7. Pero pasemos al séptimo punto anunciado, ciertamente el más importante del libro. Concierne al plano epistemológico, es decir la cuestión del conocimiento, que ocupa los ocho capítulos finales. Respecto al principio, el pensador italiano permanece fiel a su convicción : la inteligencia humana está hecha para la verdad, como el ojo para la luz, y en la contemplación de la verdad razón y fe convergen, o más bien se refuerzan mutuamente. Pero hay que constatar que esta complementariedad, en la historia humana, ha sido negada continuamente por la inteligencia misma, que rechaza abrirse a su dimensión espiritual. Éste, para Lanza del Vasto, es precisamente el pecado “original”, es decir, constante y actual.
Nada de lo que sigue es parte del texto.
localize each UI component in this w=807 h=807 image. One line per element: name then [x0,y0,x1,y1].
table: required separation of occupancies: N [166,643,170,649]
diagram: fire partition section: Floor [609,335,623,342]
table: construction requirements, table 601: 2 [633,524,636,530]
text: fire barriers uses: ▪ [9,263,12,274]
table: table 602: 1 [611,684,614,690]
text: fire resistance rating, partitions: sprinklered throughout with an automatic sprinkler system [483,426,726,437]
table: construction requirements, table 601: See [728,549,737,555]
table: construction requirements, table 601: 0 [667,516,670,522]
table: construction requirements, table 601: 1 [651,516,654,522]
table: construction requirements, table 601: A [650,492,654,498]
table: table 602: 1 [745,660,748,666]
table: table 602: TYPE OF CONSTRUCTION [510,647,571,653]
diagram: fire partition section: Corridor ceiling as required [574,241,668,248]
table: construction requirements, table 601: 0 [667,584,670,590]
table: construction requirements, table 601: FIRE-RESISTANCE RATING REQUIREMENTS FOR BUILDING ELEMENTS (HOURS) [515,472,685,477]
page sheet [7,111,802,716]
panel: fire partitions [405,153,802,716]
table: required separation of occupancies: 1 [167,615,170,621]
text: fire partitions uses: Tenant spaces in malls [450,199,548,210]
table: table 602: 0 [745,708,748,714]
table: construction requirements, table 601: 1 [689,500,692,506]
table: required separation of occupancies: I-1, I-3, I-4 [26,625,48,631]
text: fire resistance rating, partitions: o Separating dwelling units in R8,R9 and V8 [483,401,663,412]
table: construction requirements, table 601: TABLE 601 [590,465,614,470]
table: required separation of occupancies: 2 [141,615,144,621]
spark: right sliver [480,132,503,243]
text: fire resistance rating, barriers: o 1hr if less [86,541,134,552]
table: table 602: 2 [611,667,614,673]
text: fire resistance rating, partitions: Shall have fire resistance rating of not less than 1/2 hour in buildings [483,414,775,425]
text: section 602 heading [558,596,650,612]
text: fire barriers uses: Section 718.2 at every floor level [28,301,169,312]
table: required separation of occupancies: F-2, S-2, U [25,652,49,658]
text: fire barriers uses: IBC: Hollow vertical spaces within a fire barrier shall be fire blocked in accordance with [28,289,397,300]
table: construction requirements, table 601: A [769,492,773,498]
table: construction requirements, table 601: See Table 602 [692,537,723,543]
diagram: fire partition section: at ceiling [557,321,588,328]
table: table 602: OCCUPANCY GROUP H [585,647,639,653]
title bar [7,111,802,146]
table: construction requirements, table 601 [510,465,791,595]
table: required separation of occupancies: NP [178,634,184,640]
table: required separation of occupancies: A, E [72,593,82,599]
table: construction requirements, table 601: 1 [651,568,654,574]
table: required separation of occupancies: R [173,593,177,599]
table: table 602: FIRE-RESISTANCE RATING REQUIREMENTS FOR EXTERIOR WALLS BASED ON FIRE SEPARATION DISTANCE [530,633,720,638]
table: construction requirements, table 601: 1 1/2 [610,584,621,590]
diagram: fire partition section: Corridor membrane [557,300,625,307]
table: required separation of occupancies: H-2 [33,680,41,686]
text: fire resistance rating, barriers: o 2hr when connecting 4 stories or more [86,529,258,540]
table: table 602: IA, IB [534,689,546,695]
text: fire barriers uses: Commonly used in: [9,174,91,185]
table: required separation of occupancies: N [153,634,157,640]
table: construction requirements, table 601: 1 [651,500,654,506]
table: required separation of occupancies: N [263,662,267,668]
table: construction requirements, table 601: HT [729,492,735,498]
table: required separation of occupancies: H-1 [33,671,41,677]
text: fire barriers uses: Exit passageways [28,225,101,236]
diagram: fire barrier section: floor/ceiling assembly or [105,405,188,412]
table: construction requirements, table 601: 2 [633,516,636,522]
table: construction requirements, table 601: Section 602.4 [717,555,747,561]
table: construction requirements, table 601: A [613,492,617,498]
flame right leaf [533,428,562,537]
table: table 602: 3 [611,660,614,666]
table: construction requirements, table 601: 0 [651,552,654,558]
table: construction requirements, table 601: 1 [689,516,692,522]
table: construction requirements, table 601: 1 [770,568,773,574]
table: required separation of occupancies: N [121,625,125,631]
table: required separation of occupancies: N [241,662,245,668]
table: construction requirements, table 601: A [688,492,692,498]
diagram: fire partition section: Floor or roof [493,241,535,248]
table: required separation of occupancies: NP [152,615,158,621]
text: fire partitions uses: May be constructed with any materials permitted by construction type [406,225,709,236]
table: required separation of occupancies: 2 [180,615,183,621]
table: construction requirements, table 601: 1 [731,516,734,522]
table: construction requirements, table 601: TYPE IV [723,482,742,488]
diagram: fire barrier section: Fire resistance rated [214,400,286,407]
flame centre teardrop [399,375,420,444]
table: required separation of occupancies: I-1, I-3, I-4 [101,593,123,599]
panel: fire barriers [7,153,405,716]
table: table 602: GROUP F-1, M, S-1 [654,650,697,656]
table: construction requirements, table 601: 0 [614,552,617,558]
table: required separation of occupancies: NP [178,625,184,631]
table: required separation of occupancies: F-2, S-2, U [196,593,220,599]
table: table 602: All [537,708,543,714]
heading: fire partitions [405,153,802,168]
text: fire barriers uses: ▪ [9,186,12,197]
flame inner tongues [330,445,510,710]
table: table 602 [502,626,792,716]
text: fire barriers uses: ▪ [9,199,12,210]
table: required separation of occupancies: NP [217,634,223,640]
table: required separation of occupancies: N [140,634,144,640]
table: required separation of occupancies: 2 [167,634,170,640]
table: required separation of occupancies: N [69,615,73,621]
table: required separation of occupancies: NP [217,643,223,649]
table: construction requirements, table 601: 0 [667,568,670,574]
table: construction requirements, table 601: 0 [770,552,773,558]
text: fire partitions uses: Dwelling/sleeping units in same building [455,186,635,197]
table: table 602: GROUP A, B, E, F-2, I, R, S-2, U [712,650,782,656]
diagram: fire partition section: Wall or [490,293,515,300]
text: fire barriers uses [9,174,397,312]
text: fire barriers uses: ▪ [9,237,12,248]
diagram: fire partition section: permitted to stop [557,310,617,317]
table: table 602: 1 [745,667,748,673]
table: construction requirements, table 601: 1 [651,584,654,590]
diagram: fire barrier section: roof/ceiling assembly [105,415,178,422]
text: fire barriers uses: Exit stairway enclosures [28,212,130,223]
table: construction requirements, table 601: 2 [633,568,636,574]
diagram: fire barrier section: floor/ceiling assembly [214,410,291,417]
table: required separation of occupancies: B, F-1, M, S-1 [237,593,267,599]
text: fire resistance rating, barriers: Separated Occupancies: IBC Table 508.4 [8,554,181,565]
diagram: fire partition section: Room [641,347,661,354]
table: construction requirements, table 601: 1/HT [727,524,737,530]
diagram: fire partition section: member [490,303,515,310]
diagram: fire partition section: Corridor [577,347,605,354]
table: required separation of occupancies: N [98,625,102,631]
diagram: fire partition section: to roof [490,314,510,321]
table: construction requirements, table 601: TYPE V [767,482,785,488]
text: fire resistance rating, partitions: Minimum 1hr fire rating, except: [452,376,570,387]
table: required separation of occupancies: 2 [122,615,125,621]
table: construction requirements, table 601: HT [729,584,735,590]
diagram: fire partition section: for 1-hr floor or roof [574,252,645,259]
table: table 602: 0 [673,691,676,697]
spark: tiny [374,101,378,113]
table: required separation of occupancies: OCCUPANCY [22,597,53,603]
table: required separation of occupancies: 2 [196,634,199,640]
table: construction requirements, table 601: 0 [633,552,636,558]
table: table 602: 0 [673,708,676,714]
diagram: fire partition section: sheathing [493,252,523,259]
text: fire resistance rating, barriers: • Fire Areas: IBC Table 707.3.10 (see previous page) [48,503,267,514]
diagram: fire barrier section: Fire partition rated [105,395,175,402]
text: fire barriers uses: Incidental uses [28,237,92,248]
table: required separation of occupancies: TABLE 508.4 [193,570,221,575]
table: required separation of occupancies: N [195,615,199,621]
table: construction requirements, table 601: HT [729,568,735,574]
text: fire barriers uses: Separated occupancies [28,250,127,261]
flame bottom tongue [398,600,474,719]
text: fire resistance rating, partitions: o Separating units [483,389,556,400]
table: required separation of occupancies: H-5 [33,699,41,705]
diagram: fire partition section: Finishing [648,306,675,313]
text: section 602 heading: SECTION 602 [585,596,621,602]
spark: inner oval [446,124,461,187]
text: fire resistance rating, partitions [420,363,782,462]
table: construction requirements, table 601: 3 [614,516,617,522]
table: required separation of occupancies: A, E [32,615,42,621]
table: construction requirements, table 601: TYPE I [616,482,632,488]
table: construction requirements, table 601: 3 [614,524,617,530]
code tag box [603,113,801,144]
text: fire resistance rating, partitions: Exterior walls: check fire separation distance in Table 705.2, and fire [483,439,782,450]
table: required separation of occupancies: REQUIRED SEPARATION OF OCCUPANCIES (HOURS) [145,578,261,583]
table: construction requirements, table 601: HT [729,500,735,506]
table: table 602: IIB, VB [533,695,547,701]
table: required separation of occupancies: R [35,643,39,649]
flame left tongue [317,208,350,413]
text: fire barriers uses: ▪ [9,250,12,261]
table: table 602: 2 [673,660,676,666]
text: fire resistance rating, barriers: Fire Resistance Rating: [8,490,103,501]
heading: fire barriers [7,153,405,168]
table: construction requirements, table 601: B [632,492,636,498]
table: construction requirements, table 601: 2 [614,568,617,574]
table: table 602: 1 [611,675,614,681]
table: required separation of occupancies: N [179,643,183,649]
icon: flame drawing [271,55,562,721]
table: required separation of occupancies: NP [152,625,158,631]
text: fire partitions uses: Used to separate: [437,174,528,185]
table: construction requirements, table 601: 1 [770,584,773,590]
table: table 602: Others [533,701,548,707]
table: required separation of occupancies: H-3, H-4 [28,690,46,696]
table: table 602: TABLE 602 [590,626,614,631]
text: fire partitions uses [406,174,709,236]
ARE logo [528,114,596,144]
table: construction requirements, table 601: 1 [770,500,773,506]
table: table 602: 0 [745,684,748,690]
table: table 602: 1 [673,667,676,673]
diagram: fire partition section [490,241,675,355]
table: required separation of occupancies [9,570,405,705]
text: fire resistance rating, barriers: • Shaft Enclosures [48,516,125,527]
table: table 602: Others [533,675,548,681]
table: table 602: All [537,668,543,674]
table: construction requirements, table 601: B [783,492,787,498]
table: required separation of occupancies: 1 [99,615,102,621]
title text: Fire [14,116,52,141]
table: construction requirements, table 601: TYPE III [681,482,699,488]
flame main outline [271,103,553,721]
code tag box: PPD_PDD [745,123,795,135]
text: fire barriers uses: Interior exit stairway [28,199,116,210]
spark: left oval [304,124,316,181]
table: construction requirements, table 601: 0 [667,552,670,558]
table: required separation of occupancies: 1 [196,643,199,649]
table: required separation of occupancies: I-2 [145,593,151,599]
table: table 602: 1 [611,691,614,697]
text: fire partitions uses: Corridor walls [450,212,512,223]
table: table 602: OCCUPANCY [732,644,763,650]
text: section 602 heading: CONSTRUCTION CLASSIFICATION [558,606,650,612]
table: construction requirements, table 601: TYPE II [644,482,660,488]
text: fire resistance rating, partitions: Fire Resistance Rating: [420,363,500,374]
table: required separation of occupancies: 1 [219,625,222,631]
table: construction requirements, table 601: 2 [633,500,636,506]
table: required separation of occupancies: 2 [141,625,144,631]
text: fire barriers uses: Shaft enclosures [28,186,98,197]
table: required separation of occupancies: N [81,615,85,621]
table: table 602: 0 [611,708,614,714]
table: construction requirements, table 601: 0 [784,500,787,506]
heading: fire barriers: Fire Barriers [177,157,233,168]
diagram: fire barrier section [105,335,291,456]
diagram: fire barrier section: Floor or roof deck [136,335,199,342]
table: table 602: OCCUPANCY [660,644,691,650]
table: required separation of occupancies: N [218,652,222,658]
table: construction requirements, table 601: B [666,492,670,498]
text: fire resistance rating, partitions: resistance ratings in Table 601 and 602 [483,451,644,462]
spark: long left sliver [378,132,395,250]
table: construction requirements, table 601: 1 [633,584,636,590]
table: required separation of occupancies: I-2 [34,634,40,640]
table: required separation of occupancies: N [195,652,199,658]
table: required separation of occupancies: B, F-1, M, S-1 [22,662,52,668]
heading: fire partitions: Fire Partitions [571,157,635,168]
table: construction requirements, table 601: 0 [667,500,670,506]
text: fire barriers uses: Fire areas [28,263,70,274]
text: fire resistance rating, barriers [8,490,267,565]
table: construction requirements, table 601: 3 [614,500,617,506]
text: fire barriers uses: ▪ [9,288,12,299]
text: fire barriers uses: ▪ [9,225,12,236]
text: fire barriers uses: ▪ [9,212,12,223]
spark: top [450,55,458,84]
Cerrazón del espíritu sobre sí mismo y sus propios intereses, excluyendo la gratuidad que es uno de los nombres de la gracia. Rechazo a confiar en una Palabra externa y paternal, la de Dios, percibida ya como autoritaria y arbitraria. El pecado original – y actual – es la caída del conocimiento fuera de su ambiente nativo, que es la contemplación amorosa de lo Verdadero. Esta distorsión de la inteligencia la restringe a sus aspectos calculadores, especulativos, manipuladores, y finalmente destructores. Pero el remedio no está ausente de este análisis bastante pesimista. El espíritu humano, caído en las espinas de sus extravíos, puede reencontrar el camino de lo Verdadero. Puede iniciar su involución, o mejor dicho su conversión. Expulsados del Paraíso, conservamos su recuerdo y su gusto. Sabemos bien, en el fondo, que nuestro pseudo-saber del bien y del mal, aquél que arrancamos del árbol del Edén, es un fruto de muerte. En todo su comentario, Lanza del Vasto no hace más que despertar en el lector el deseo de retornar a las fuentes de un conocimiento verdadero, auténtico, liberado. Las últimas líneas del libro trazan el camino de este “gran Retorno”, que no es sólo epistemológico, o sea asunto del conocimiento, sino ético y existencial. Leemos : “Si el Pecado Original es el apetito del goce, del lucro y de la dominación, el retorno es la vía de la Humildad, del Don, del Sacrificio. En estas tres palabras toda la Ley y los Profetas. No sólo los de nuestro redil, sino los de todos los otros rediles. En estas tres palabras, el Evangelio […], la lección de los mártires y la enseñanza de los sabios. […] ¡En estas tres palabras, la reelevación de las Almas Vivas al reencuentro con el Espíritu Vivificante !” (p. 260-261). Humildad, don, sacrificio : la meditación de Lanza del Vasto sobre los orígenes del mundo, en La Subida de las almas vivas, se revela aquí en su verdadera profundidad. El propósito de este libro no es, de hecho, enseñar cosas sobre nuestro pasado, sino abrirnos un nuevo camino hacia el futuro. Humildad, don, sacrificio : todo un programa de porvenir y salvación para la humanidad.